Wikipedia Meets Bioarchaeology

In preparing my abstract for a conference on palaeodemography in Athens next month, I decided to check the Wikipedia entry for the term. It is short but decently written. As I scrolled through it, the reason that it sounded familiar finally clicked: the bibliography at the bottom, which consists of Larsen's Bioarchaeology and the chapter on palaeodemography in the older edition of the Katzenberg and Saunders book, were reading assignments in my Bioarchaeology class way back in the spring of 2006. Because students always want extra credit, I had decided to reward their writing short Wikipedia articles on all things bioarchaeological. Only two students ended up taking me up on this assignment. But a quick check of the history of the palaeodemography page confirmed that my student Cameron had written the first entry. It has since been updated, but most of his original article remains. The other article was on middle range theory, which has since become disambiguated into archaeology and sociology, and was written by my former-and-current student Lara. Almost all of the other words/terms that I suggested are still stubs in Wikipedia. The original assignment can be found here if anyone wants to issue a Wiki challenge to their osteo/bioarch students.

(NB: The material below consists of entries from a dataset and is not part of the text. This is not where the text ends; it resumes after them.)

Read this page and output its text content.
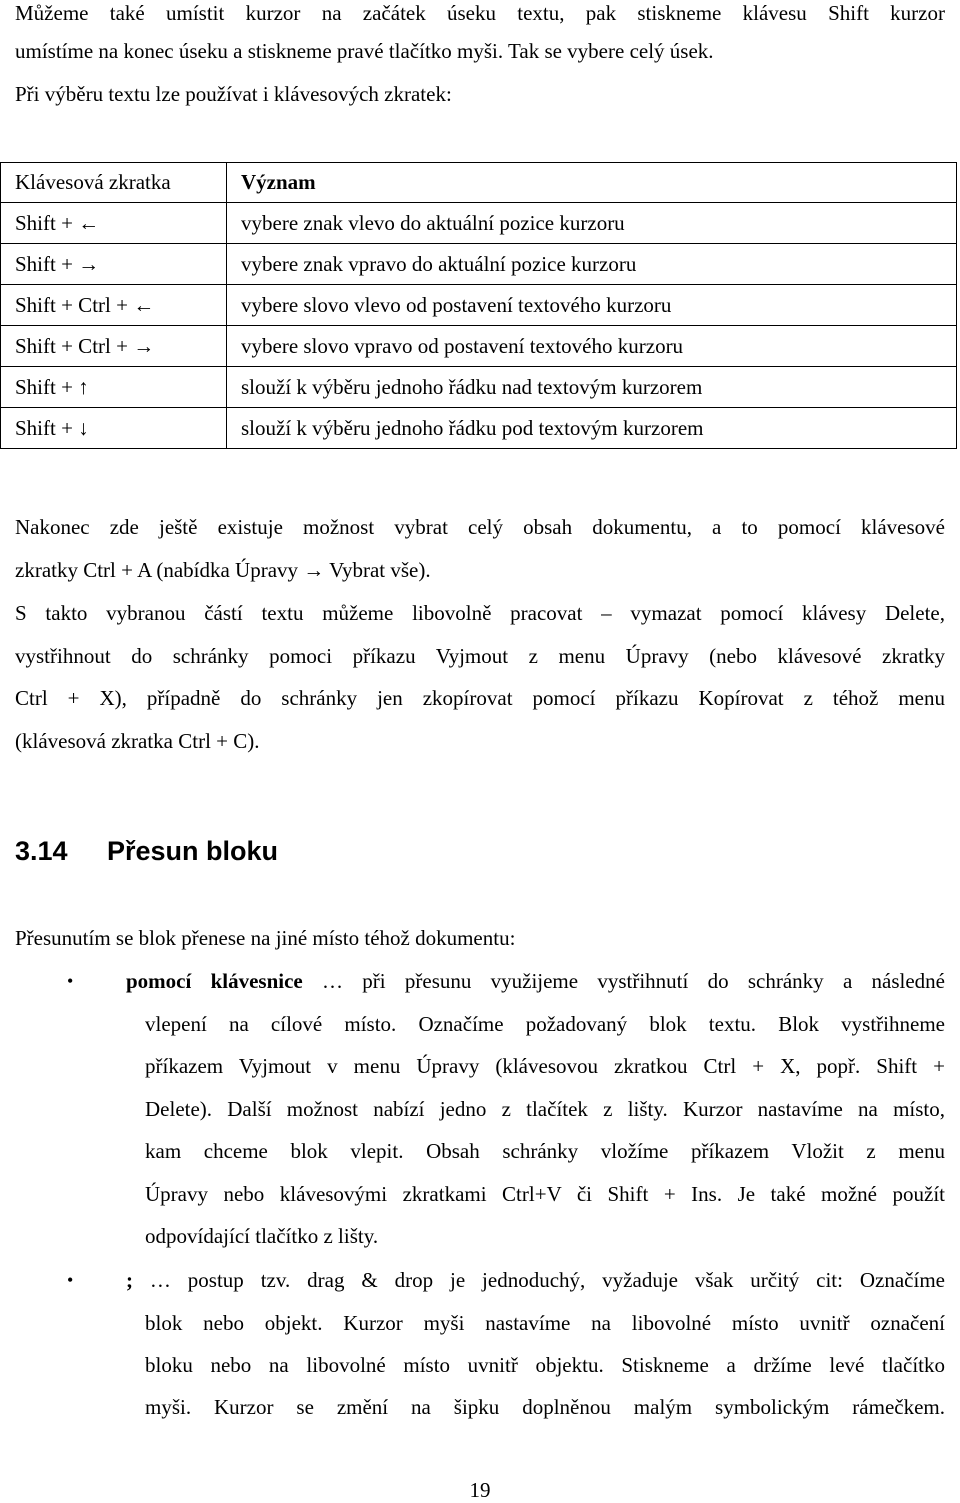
Můžeme také umístit kurzor na začátek úseku textu, pak stiskneme klávesu Shift kurzor
umístíme na konec úseku a stiskneme pravé tlačítko myši. Tak se vybere celý úsek.
Při výběru textu lze používat i klávesových zkratek:
Klávesová zkratka	Význam
Shift + ←	vybere znak vlevo do aktuální pozice kurzoru
Shift + →	vybere znak vpravo do aktuální pozice kurzoru
Shift + Ctrl + ←	vybere slovo vlevo od postavení textového kurzoru
Shift + Ctrl + →	vybere slovo vpravo od postavení textového kurzoru
Shift + ↑	slouží k výběru jednoho řádku nad textovým kurzorem
Shift + ↓	slouží k výběru jednoho řádku pod textovým kurzorem
Nakonec zde ještě existuje možnost vybrat celý obsah dokumentu, a to pomocí klávesové
zkratky Ctrl + A (nabídka Úpravy → Vybrat vše).
S takto vybranou částí textu můžeme libovolně pracovat – vymazat pomocí klávesy Delete,
vystřihnout do schránky pomoci příkazu Vyjmout z menu Úpravy (nebo klávesové zkratky
Ctrl + X), případně do schránky jen zkopírovat pomocí příkazu Kopírovat z téhož menu
(klávesová zkratka Ctrl + C).
3.14 Přesun bloku
Přesunutím se blok přenese na jiné místo téhož dokumentu:
•	pomocí klávesnice … při přesunu využijeme vystřihnutí do schránky a následné
vlepení na cílové místo. Označíme požadovaný blok textu. Blok vystřihneme
příkazem Vyjmout v menu Úpravy (klávesovou zkratkou Ctrl + X, popř. Shift +
Delete). Další možnost nabízí jedno z tlačítek z lišty. Kurzor nastavíme na místo,
kam chceme blok vlepit. Obsah schránky vložíme příkazem Vložit z menu
Úpravy nebo klávesovými zkratkami Ctrl+V či Shift + Ins. Je také možné použít
odpovídající tlačítko z lišty.
•	; … postup tzv. drag & drop je jednoduchý, vyžaduje však určitý cit: Označíme
blok nebo objekt. Kurzor myši nastavíme na libovolné místo uvnitř označení
bloku nebo na libovolné místo uvnitř objektu. Stiskneme a držíme levé tlačítko
myši. Kurzor se změní na šipku doplněnou malým symbolickým rámečkem.
19
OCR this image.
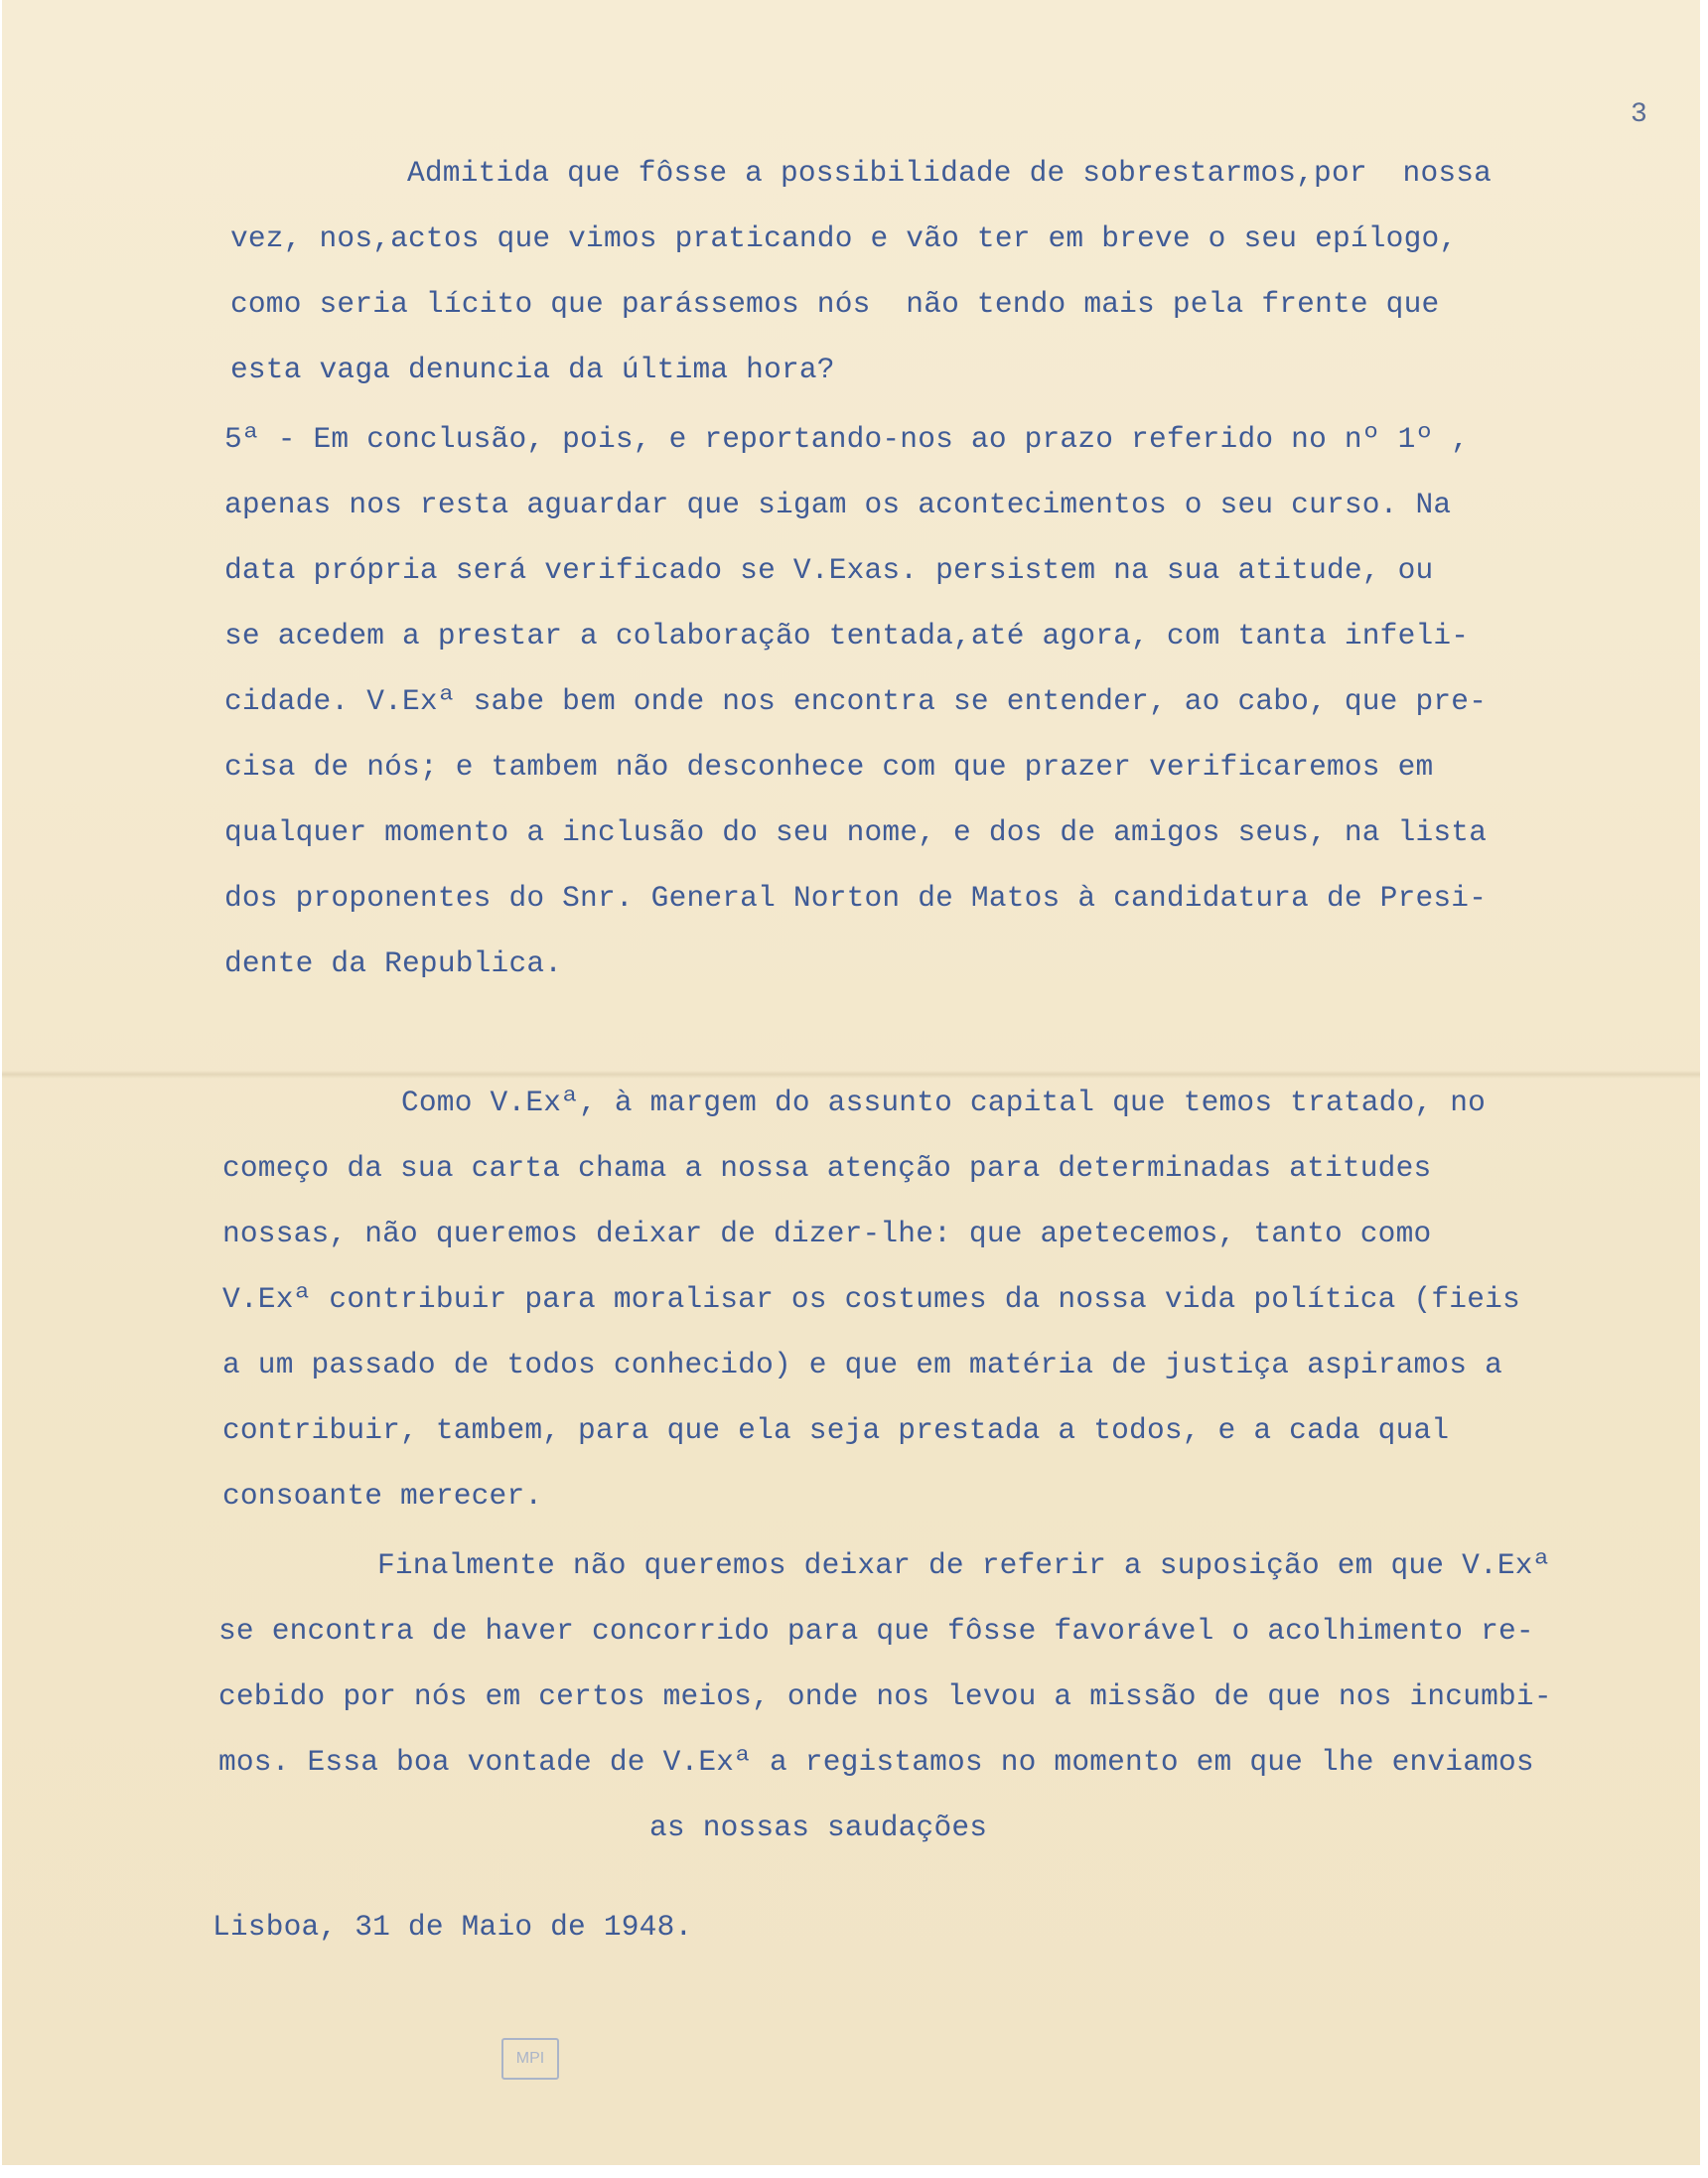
3
Admitida que fôsse a possibilidade de sobrestarmos,por  nossa
vez, nos,actos que vimos praticando e vão ter em breve o seu epílogo,
como seria lícito que parássemos nós  não tendo mais pela frente que
esta vaga denuncia da última hora?
5ª - Em conclusão, pois, e reportando-nos ao prazo referido no nº 1º ,
apenas nos resta aguardar que sigam os acontecimentos o seu curso. Na
data própria será verificado se V.Exas. persistem na sua atitude, ou
se acedem a prestar a colaboração tentada,até agora, com tanta infeli-
cidade. V.Exª sabe bem onde nos encontra se entender, ao cabo, que pre-
cisa de nós; e tambem não desconhece com que prazer verificaremos em
qualquer momento a inclusão do seu nome, e dos de amigos seus, na lista
dos proponentes do Snr. General Norton de Matos à candidatura de Presi-
dente da Republica.
Como V.Exª, à margem do assunto capital que temos tratado, no
começo da sua carta chama a nossa atenção para determinadas atitudes
nossas, não queremos deixar de dizer-lhe: que apetecemos, tanto como
V.Exª contribuir para moralisar os costumes da nossa vida política (fieis
a um passado de todos conhecido) e que em matéria de justiça aspiramos a
contribuir, tambem, para que ela seja prestada a todos, e a cada qual
consoante merecer.
Finalmente não queremos deixar de referir a suposição em que V.Exª
se encontra de haver concorrido para que fôsse favorável o acolhimento re-
cebido por nós em certos meios, onde nos levou a missão de que nos incumbi-
mos. Essa boa vontade de V.Exª a registamos no momento em que lhe enviamos
as nossas saudações
Lisboa, 31 de Maio de 1948.
MPI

I don't think I had anticipated four years ago just how popular Wikipedia would be. It's my go-to site for quick-and-dirty information about a variety of topics. But I am surprised both that most of the terms in my original assignment are still undefined and that my students' work endures, albeit in a remodeled skeletal form apropos to the class in which they both did excellent work. This is definitely an assignment that I will resurrect in the future, as I strongly believe in both the duty of academics to share their knowledge with the public and the collective maintenance of freely available information online.